In short, while I don't really accept the absolutism implied in
Andy Rutledge's excellent article, it nails the general point - design and art are language.
Lastly, there was one comment which has since been deleted. It was something along the lines of:
That is one Pepsi generation explanation. - unknown
Apologies if I mangled the quote.
This last one is the one that perhaps is the most frustrating to me. Not because someone said it, but rather because I truly believe it is not entirely what our culture believes. Dismiss me with it, but please don't dismiss the core of the idea.
I'd like to think that Libre culture has some of the brightest and most intelligent people alive. They not only understand the importance of computing but they also understand clearly its role in our society and why, fundamentally, that that role shouldn't be governed and bound by some corporation.
The problem here is though, that it cuts to the bone of analysis. Should we analyze kernel drivers? Should we scrutinize how the scheduler works in the kernel? Should we evaluate how xxx works in context yyy?
I would hope that you believe the answer is "Heck yes!" to those scenarios. Now ask yourself if you would hold the same degree of scrutiny to the art, design, presence, and experience side of this equation? Do you want people dealing specifically with the issues or do you want glassy thin voting UP / DOWN? Do you want our culture to evolve past where we seem to have been stuck regarding those matters for how long? Do you want our choices to be justified and reasonable to the outsiders that will no doubt tear it to shreds and analyze it with the scrutiny that it deserves?
I don't want to create the illusion that I'm for the waffly bullsh*t-baffles-brains approach that take us down
the waffly path that Pepsi took. To be fair though, I don't think anyone can appreciate how much duress that poor design team was under completely redoing the look for a soft drink bastion. That's billions of dollars that you need to justify somehow. Not agreeing with it, but I can surely see the ridiculous pressure there.
So with that, I'll end another ridiculously long blog post. Sorry for those people that need it all boiled down into three words. I'll never be able to do that.

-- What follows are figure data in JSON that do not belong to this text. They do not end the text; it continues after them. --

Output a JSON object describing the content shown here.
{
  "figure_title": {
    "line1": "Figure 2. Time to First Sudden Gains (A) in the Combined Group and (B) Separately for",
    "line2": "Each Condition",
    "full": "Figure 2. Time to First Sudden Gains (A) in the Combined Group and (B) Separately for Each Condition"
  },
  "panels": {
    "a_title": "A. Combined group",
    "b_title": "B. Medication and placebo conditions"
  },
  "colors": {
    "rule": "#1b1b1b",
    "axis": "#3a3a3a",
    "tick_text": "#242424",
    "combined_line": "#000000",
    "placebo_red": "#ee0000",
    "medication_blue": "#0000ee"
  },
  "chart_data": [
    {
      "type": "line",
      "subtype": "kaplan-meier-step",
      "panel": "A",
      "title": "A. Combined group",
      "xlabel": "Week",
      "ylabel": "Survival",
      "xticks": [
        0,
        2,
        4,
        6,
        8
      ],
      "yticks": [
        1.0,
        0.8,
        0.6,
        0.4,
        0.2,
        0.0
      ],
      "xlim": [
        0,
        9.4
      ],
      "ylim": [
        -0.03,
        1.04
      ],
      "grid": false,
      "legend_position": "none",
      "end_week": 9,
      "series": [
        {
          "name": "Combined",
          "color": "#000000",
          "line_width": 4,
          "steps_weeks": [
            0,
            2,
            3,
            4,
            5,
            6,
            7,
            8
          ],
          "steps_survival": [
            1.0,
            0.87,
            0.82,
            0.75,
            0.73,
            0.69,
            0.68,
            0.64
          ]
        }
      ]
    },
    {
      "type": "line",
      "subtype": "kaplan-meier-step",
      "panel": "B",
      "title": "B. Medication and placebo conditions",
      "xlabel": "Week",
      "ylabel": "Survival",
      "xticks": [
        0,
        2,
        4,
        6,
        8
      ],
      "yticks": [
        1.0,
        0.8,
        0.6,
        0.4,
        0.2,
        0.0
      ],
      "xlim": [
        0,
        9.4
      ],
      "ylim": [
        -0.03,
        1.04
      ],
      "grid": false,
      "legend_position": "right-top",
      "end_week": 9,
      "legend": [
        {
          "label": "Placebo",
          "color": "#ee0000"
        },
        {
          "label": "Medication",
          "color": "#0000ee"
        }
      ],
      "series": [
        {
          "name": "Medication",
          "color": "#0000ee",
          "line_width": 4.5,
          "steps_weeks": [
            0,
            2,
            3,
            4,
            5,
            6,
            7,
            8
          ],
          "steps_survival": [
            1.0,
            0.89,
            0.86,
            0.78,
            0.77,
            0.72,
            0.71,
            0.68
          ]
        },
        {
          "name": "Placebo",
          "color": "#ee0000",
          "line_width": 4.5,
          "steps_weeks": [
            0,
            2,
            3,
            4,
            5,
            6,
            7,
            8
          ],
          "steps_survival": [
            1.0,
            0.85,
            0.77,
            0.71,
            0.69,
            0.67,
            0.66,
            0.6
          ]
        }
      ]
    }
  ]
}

Once again, I thank you all for reading. I'd say there are a lot of good signs that we have evolved tremendously in only a few years. We have a lot of ground to cover still though. If I had to leave you with one request, it would be that we don't try to distill things down to a Digg system, as it grossly oversimplifies the complexities.
I am but the sum of your clicks...
[1] If I had to pick one single individual that has influenced me more, I could do no worse than to cite Matt Mahurin. Long before I really studied photography, his work was impacting my brain. Long before I went onto University to study fine arts, his work was a reference. You may not know who he is. You may know his work. Enough said.